How Immigration Impacts Canada’s Economy
The recent past has witnessed countries having heated debates concerning immigration. Many countries in Europe and America have imposed strict immigration policies that limit the number of immigrants that pour into their countries. Even so, Canada has endured unwavering support for immigrants and has been welcoming refugees from every part of the world. For instance, in 2016, during the height of the migrant crisis, the country famously accepted 30,000 refugees from Syria. In total, over 296,000 new immigrants and refugees were welcomed into the country in 2019.

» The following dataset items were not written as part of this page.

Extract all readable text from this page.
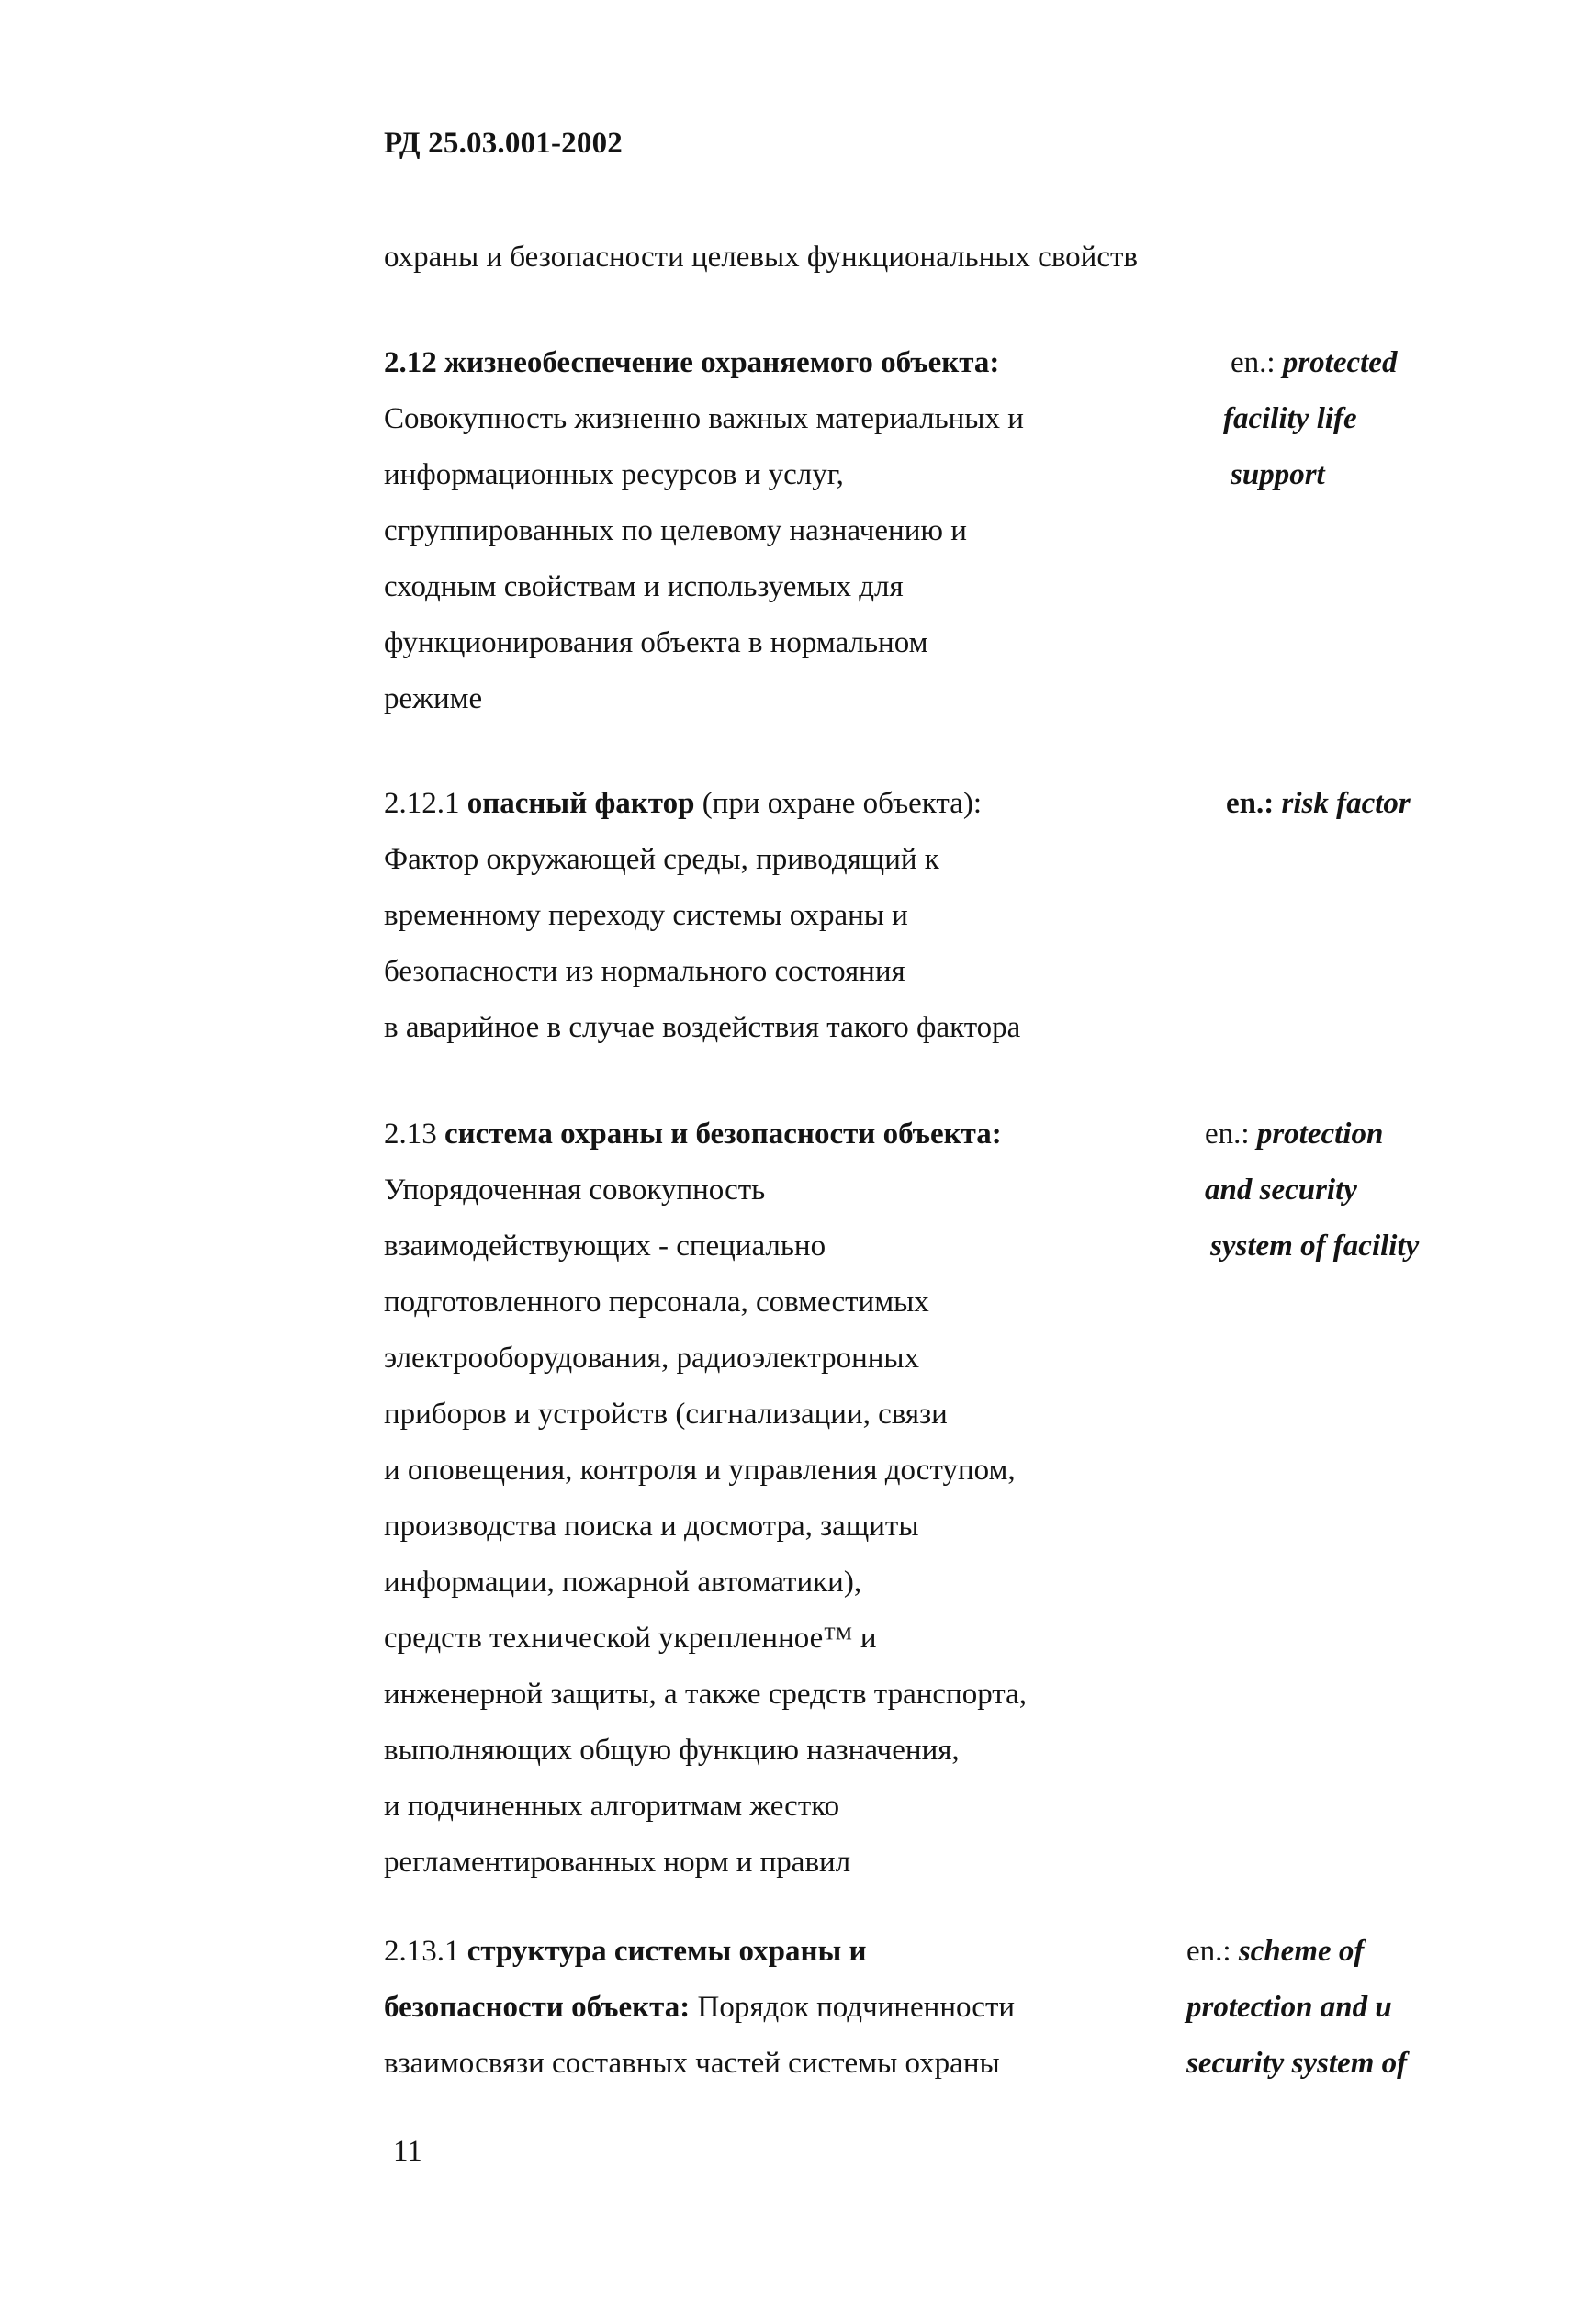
РД 25.03.001-2002
охраны и безопасности целевых функциональных свойств
2.12 жизнеобеспечение охраняемого объекта:
Совокупность жизненно важных материальных и
информационных ресурсов и услуг,
сгруппированных по целевому назначению и
сходным свойствам и используемых для
функционирования объекта в нормальном
режиме
en.: protected
facility life
support
2.12.1 опасный фактор (при охране объекта):
Фактор окружающей среды, приводящий к
временному переходу системы охраны и
безопасности из нормального состояния
в аварийное в случае воздействия такого фактора
en.: risk factor
2.13 система охраны и безопасности объекта:
Упорядоченная совокупность
взаимодействующих - специально
подготовленного персонала, совместимых
электрооборудования, радиоэлектронных
приборов и устройств (сигнализации, связи
и оповещения, контроля и управления доступом,
производства поиска и досмотра, защиты
информации, пожарной автоматики),
средств технической укрепленное™ и
инженерной защиты, а также средств транспорта,
выполняющих общую функцию назначения,
и подчиненных алгоритмам жестко
регламентированных норм и правил
en.: protection
and security
system of facility
2.13.1 структура системы охраны и
безопасности объекта: Порядок подчиненности
взаимосвязи составных частей системы охраны
en.: scheme of
protection and и
security system of
11
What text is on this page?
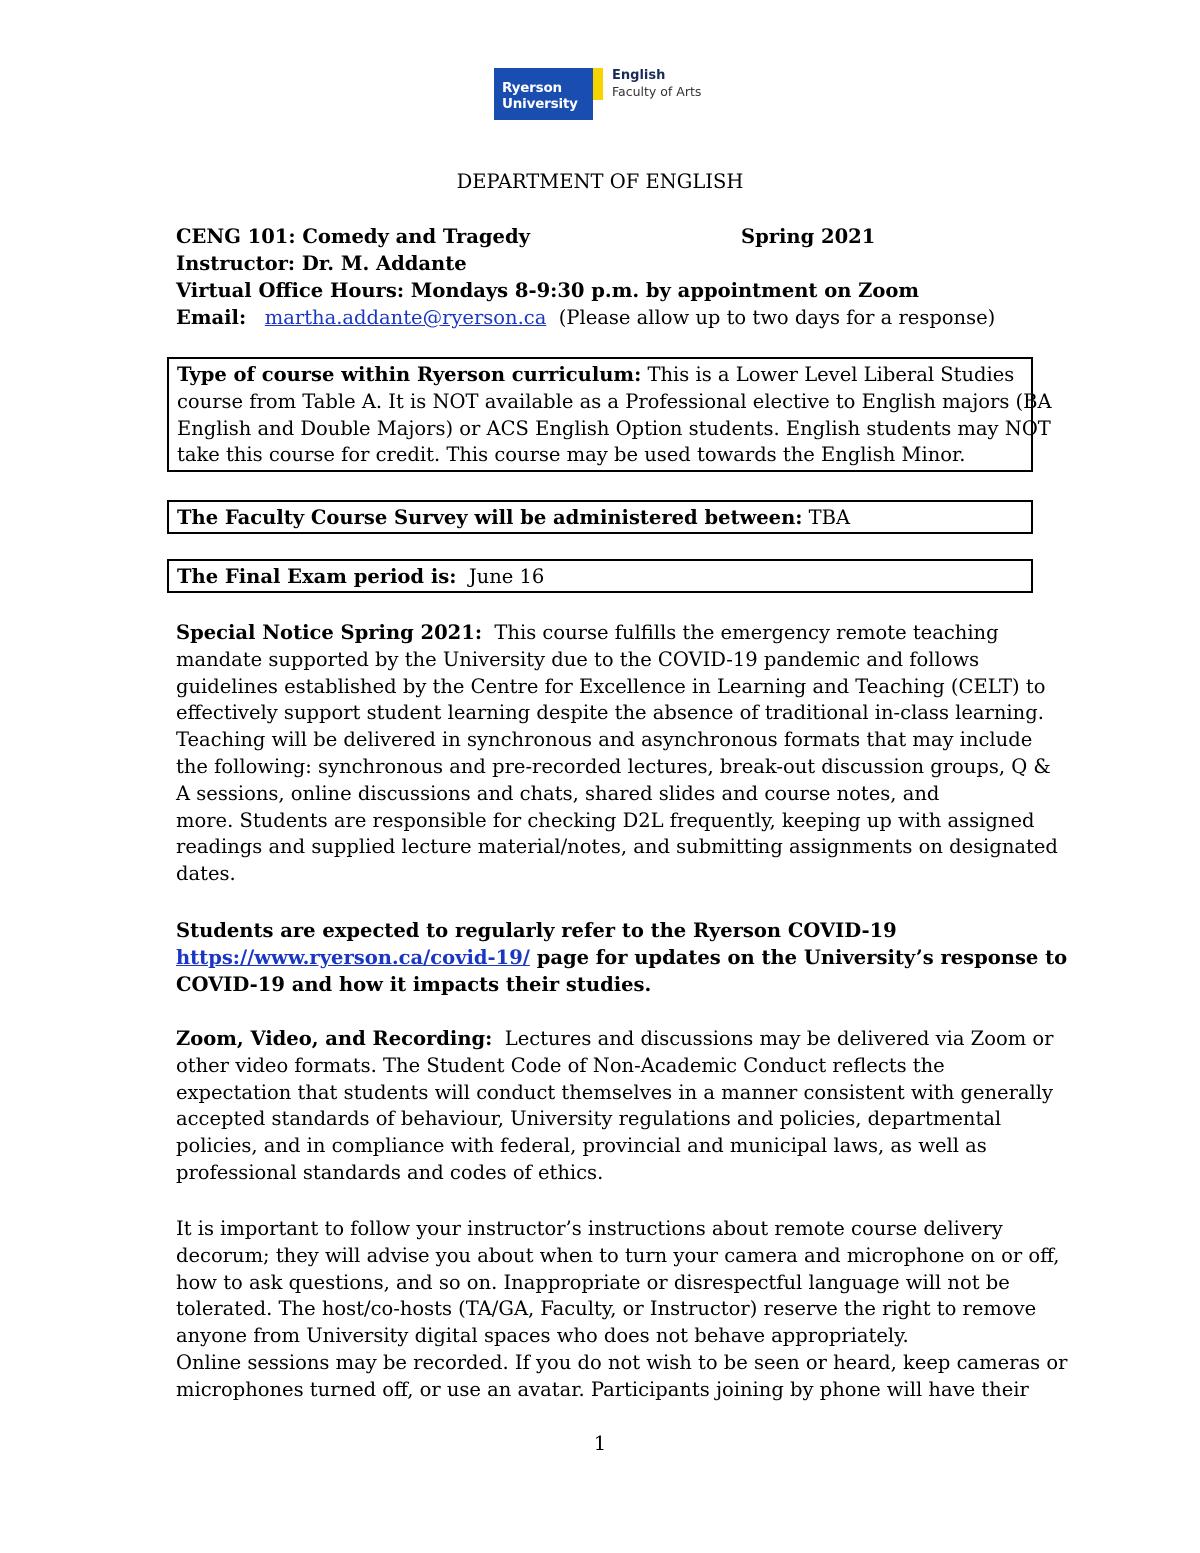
Ryerson
University
English
Faculty of Arts
DEPARTMENT OF ENGLISH
CENG 101: Comedy and Tragedy	Spring 2021
Instructor: Dr. M. Addante
Virtual Office Hours: Mondays 8-9:30 p.m. by appointment on Zoom
Email: martha.addante@ryerson.ca (Please allow up to two days for a response)
Type of course within Ryerson curriculum: This is a Lower Level Liberal Studies
course from Table A. It is NOT available as a Professional elective to English majors (BA
English and Double Majors) or ACS English Option students. English students may NOT
take this course for credit. This course may be used towards the English Minor.
The Faculty Course Survey will be administered between: TBA
The Final Exam period is:  June 16
Special Notice Spring 2021:  This course fulfills the emergency remote teaching
mandate supported by the University due to the COVID-19 pandemic and follows
guidelines established by the Centre for Excellence in Learning and Teaching (CELT) to
effectively support student learning despite the absence of traditional in-class learning.
Teaching will be delivered in synchronous and asynchronous formats that may include
the following: synchronous and pre-recorded lectures, break-out discussion groups, Q &
A sessions, online discussions and chats, shared slides and course notes, and
more. Students are responsible for checking D2L frequently, keeping up with assigned
readings and supplied lecture material/notes, and submitting assignments on designated
dates.
Students are expected to regularly refer to the Ryerson COVID-19
https://www.ryerson.ca/covid-19/ page for updates on the University’s response to
COVID-19 and how it impacts their studies.
Zoom, Video, and Recording:  Lectures and discussions may be delivered via Zoom or
other video formats. The Student Code of Non-Academic Conduct reflects the
expectation that students will conduct themselves in a manner consistent with generally
accepted standards of behaviour, University regulations and policies, departmental
policies, and in compliance with federal, provincial and municipal laws, as well as
professional standards and codes of ethics.
It is important to follow your instructor’s instructions about remote course delivery
decorum; they will advise you about when to turn your camera and microphone on or off,
how to ask questions, and so on. Inappropriate or disrespectful language will not be
tolerated. The host/co-hosts (TA/GA, Faculty, or Instructor) reserve the right to remove
anyone from University digital spaces who does not behave appropriately.
Online sessions may be recorded. If you do not wish to be seen or heard, keep cameras or
microphones turned off, or use an avatar. Participants joining by phone will have their
1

Historically, the country has always allowed a high influx of immigrants, which can be attributed to Canada’s unique economy. Factors such as abundant supplies of natural resources, as well as the sparse population over a vast landscape, might have significantly contributed to the friendly migration policy. The exploitation of these resources required adequate labor, which the sparse population of the country could not offer. In the 19th century, for example, Canada brought in Chinese migrants to construct the Canadian Pacific Railway and aggressively advertised in Europe to find farmers using a campaigned dubbed Last Best West.
The impact of migration on the economy of a country has extensively been studied. Still, the studies are over and over again, driven by ill-informed opinions, which result in public hatred towards migration. The negative views risk jeopardizing efforts to adopt migration policies that allow migrants to the country to cater to the new economic and demographic challenges facing Canada. Consequently, migrant workers have significant contributions to the labor market in both low and high-skilled professions.